Agencies with enough funding or authorization from a current or previous federal grant could also continue, according to a news release from Sanders’ office.
But other programs wholly or partially dependent on federal funds will cease on Oct. 1.
“The federal government will not allow us to make any exceptions unless the protection of public health, safety, and welfare would be compromised, as determined by the cabinet secretary in consultation with the Department of Finance and Administration and the Department of Transformation and Shared Services,” according to the news release.
That could put some federal employees in Arkansas out of work.
“There are approximately 14,000 employees within state government with salaries funded (partially or fully) with federal dollars,” said Scott Hardin of the Department of Finance and Administration in an email to The Center Square on Thursday. “As of today, we anticipate less than 100 of those employees will be affected by a shutdown next week. However, that could change based on the length of the shutdown.”
The longest federal government shutdown was 34 days in 2019.
Sanders blamed the Biden administration for the standoff in Congress.

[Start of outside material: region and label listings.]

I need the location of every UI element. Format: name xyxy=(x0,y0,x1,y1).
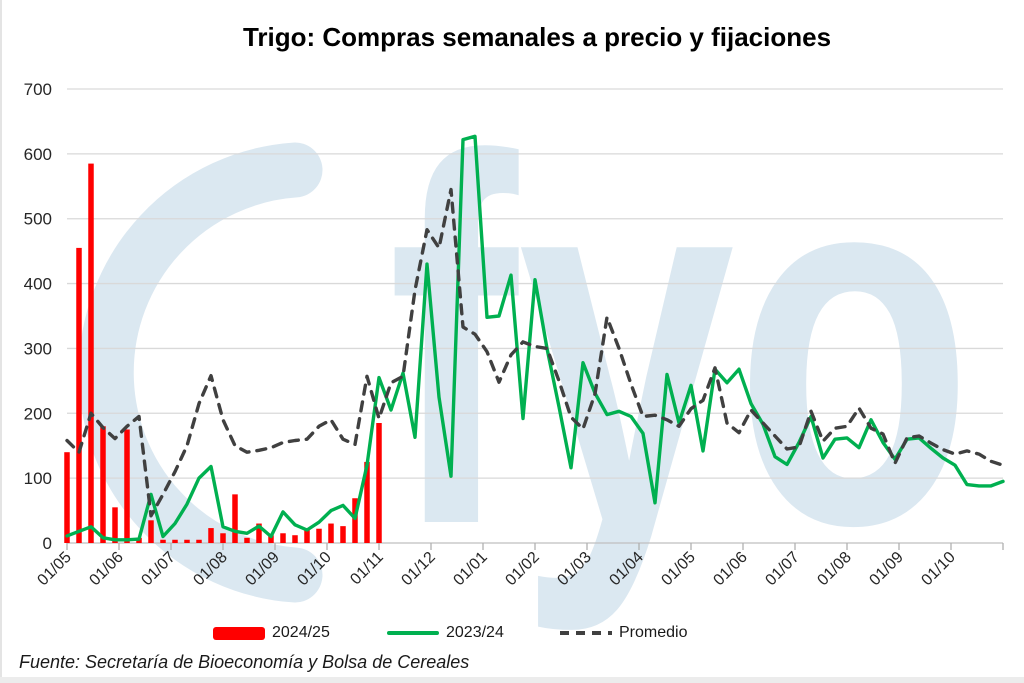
legend-label-2024-25: 2024/25 xyxy=(272,624,330,641)
bottom-strip xyxy=(0,677,1024,683)
legend-swatch-line xyxy=(387,631,439,635)
x-axis xyxy=(66,543,1004,550)
svg-text:200: 200 xyxy=(24,404,52,423)
legend-item-2024-25: 2024/25 xyxy=(213,622,330,644)
svg-text:0: 0 xyxy=(43,534,52,553)
line-Promedio xyxy=(65,187,1005,518)
legend-item-promedio: Promedio xyxy=(560,622,687,644)
left-edge-divider xyxy=(0,0,2,683)
svg-text:400: 400 xyxy=(24,275,52,294)
watermark-swoosh-icon xyxy=(78,142,323,603)
svg-text:01/05: 01/05 xyxy=(34,549,74,589)
line-2023-24 xyxy=(65,134,1005,542)
source-note: Fuente: Secretaría de Bioeconomía y Bols… xyxy=(19,652,470,672)
svg-text:100: 100 xyxy=(24,469,52,488)
svg-text:600: 600 xyxy=(24,145,52,164)
watermark-text: fyo xyxy=(388,52,973,636)
legend-swatch-bar xyxy=(213,626,265,640)
bars-2024-25 xyxy=(64,163,382,543)
svg-text:300: 300 xyxy=(24,339,52,358)
y-axis-labels: 0 100 200 300 400 500 600 700 xyxy=(24,80,52,553)
legend-swatch-dashed xyxy=(560,631,612,635)
legend-label-promedio: Promedio xyxy=(619,624,688,641)
legend-label-2023-24: 2023/24 xyxy=(446,624,504,641)
svg-text:01/06: 01/06 xyxy=(86,549,126,589)
legend: 2024/25 2023/24 Promedio xyxy=(0,622,1024,644)
svg-text:700: 700 xyxy=(24,80,52,99)
svg-text:01/11: 01/11 xyxy=(347,549,387,589)
svg-text:500: 500 xyxy=(24,210,52,229)
watermark-fyo: fyo xyxy=(78,52,973,636)
legend-item-2023-24: 2023/24 xyxy=(387,622,504,644)
page-title: Trigo: Compras semanales a precio y fija… xyxy=(242,22,832,52)
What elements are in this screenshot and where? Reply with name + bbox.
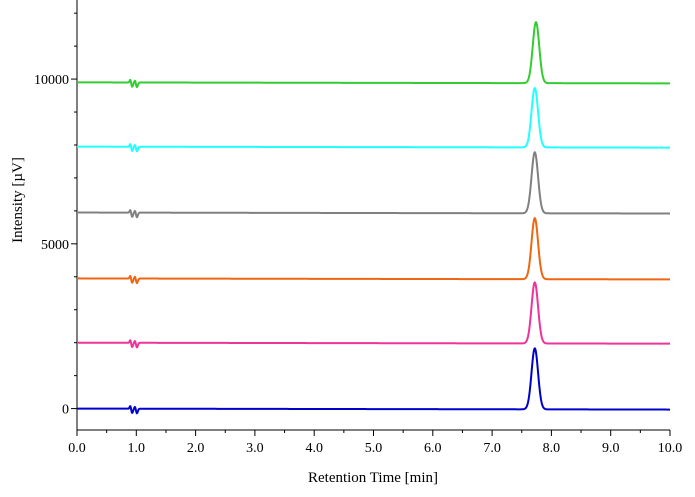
x-ticks: 0.0 1.0 2.0 3.0 4.0 5.0 6.0 7.0 8.0 9.0 10.0 — [68, 430, 682, 456]
x-tick-label: 6.0 — [424, 441, 442, 456]
y-axis-title: Intensity [µV] — [10, 157, 26, 243]
x-tick-label: 1.0 — [128, 441, 146, 456]
x-tick-label: 2.0 — [187, 441, 205, 456]
x-tick-label: 10.0 — [658, 441, 683, 456]
x-tick-label: 7.0 — [483, 441, 501, 456]
x-tick-label: 0.0 — [68, 441, 86, 456]
y-ticks: 0 5000 10000 — [34, 12, 77, 418]
x-tick-label: 3.0 — [246, 441, 264, 456]
y-tick-label: 0 — [62, 403, 69, 418]
x-tick-label: 4.0 — [305, 441, 323, 456]
x-axis-title: Retention Time [min] — [308, 470, 438, 486]
axes — [76, 0, 670, 431]
series-line-6 — [77, 20, 670, 89]
x-tick-label: 9.0 — [602, 441, 620, 456]
x-tick-label: 5.0 — [365, 441, 383, 456]
y-tick-label: 5000 — [41, 238, 69, 253]
series-line-3 — [77, 216, 670, 285]
series-group — [77, 20, 670, 415]
series-line-1 — [77, 347, 670, 415]
series-line-2 — [77, 281, 670, 349]
x-tick-label: 8.0 — [543, 441, 561, 456]
series-line-5 — [77, 86, 670, 153]
y-tick-label: 10000 — [34, 73, 69, 88]
series-line-4 — [77, 151, 670, 219]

“The Biden Administration’s failure puts Arkansans and the programs they rely on at risk, but my administration will do everything in our power to keep the vital functions of government working. DFA – Budget and Accounting offices, along with TSS – Office of Personnel Management, will be available to assist agencies in making these determinations,” the news release said.
Arkansas Sens. Tom Cotton and John Boozman voted on a stopgap measure earlier this week that would keep the government open until mid-November. But it seems unlikely the measure will reach the House floor.
President Joe Biden said Thursday, “extreme House Republicans are playing partisan games with peoples’ lives and marching our country toward a government shutdown that would have damaging impacts across the country.”
A shutdown would put nearly 2,000 long-term disaster recovery programs at risk, including 14 in Arkansas, according to information from Biden’s office.